Po co kontratakować i narażać się na przełamanie linii? A potem cofnąć się i pozwolić, by deszcz załatwił resztę. Obserwując wrogów, przegrupowujących się pomiędzy drzewami do nowego natarcia po dowództwem jakiegoś ciemnowłosego, brodatego barona ze złotą obręczą na ramieniu, przemyślał jeszcze raz swój plan i uznał, że trudno mu coś zarzucić, a skoro tak, to najprawdopodobniej nie zarzucą mu niczego jego przełożeni w Bekli. Nie powinien narażać osłabionej armii - ani przez niepotrzebne ataki, ani przez utrzymywanie pozycji na tych dzikich, niezamieszkanych wzgórzach, i to po nadejściu pory deszczów.
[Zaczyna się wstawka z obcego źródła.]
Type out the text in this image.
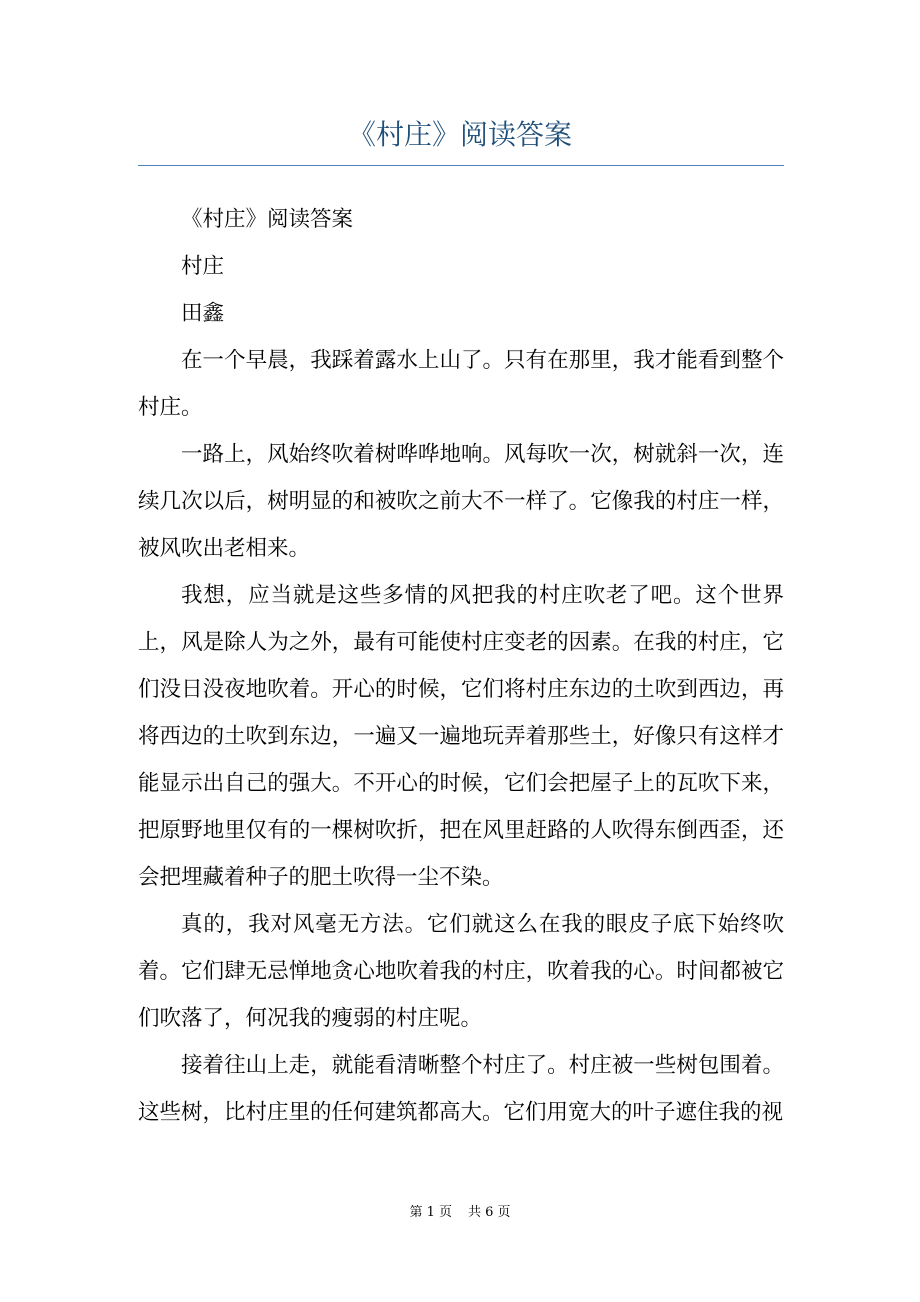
《村庄》阅读答案

《村庄》阅读答案

村庄

田鑫

在一个早晨，我踩着露水上山了。只有在那里，我才能看到整个村庄。

一路上，风始终吹着树哗哗地响。风每吹一次，树就斜一次，连续几次以后，树明显的和被吹之前大不一样了。它像我的村庄一样，被风吹出老相来。

我想，应当就是这些多情的风把我的村庄吹老了吧。这个世界上，风是除人为之外，最有可能使村庄变老的因素。在我的村庄，它们没日没夜地吹着。开心的时候，它们将村庄东边的土吹到西边，再将西边的土吹到东边，一遍又一遍地玩弄着那些土，好像只有这样才能显示出自己的强大。不开心的时候，它们会把屋子上的瓦吹下来，把原野地里仅有的一棵树吹折，把在风里赶路的人吹得东倒西歪，还会把埋藏着种子的肥土吹得一尘不染。

真的，我对风毫无方法。它们就这么在我的眼皮子底下始终吹着。它们肆无忌惮地贪心地吹着我的村庄，吹着我的心。时间都被它们吹落了，何况我的瘦弱的村庄呢。

接着往山上走，就能看清晰整个村庄了。村庄被一些树包围着。这些树，比村庄里的任何建筑都高大。它们用宽大的叶子遮住我的视

第 1 页 共 6 页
Nie powinien silić się na błyskotliwość, ma być dowódcą rozsądnym i zdecydowanym:
A jednak... Kiedy powrócą do Bekli, Santil-ke-Erketlis, ten oportunista pierwszej wody, na pewno uśmiechnie się wyrozumiale i będzie mu współczuł, że został zmuszony do odwrotu bez pobicia nieprzyjaciela, a potem powie mu, w jaki sposób można było - i należało - rozbić w puch nieprzyjacielskie hordy. Przypomniał sobie, co mu raz Santil-ke-Erketlis powiedział, gdy wracali podochoceni z jakiejś uczty: “Ty, Gel-Ethlinie, jesteś jak stara baba na targu: Och, sama nie wiem, czy jeszcze się potargować, czy iść do drugiego sprzedawcy za rogiem... Wbij to sobie do głowy, chłopie, że dobra armia uderza jak tygrys, szybko i tylko raz: jak kołodziej, który stoi nad obracającym się kołem i wie, że nadchodzi ten jeden moment, w którym musi powiedzieć: Teraz, uderzaj. Generał, który nie potrafi uchwycić i wykorzystać właściwego momentu uderzenia, nie zasługuje na zwycięstwo.” Santil-ke-Erketlis, zwycięzca wielu bitew, który dyktował warunki po zakończeniu Wojen Niewolniczych, mógł sobie pozwolić na protekcjonalny ton. “A jak uchwycić i wykorzystać ten właściwy moment?”, zapytał go wówczas z pijacką naiwnością Gel-Ethlin, gdy jeden i drugi uchwycili za coś innego, stojąc pod jakimś murem. “Po prostu nie wolno przestać myśleć o tym wszystkim, co może się nie udać”, odrzekł Santil-ke-Erketlis.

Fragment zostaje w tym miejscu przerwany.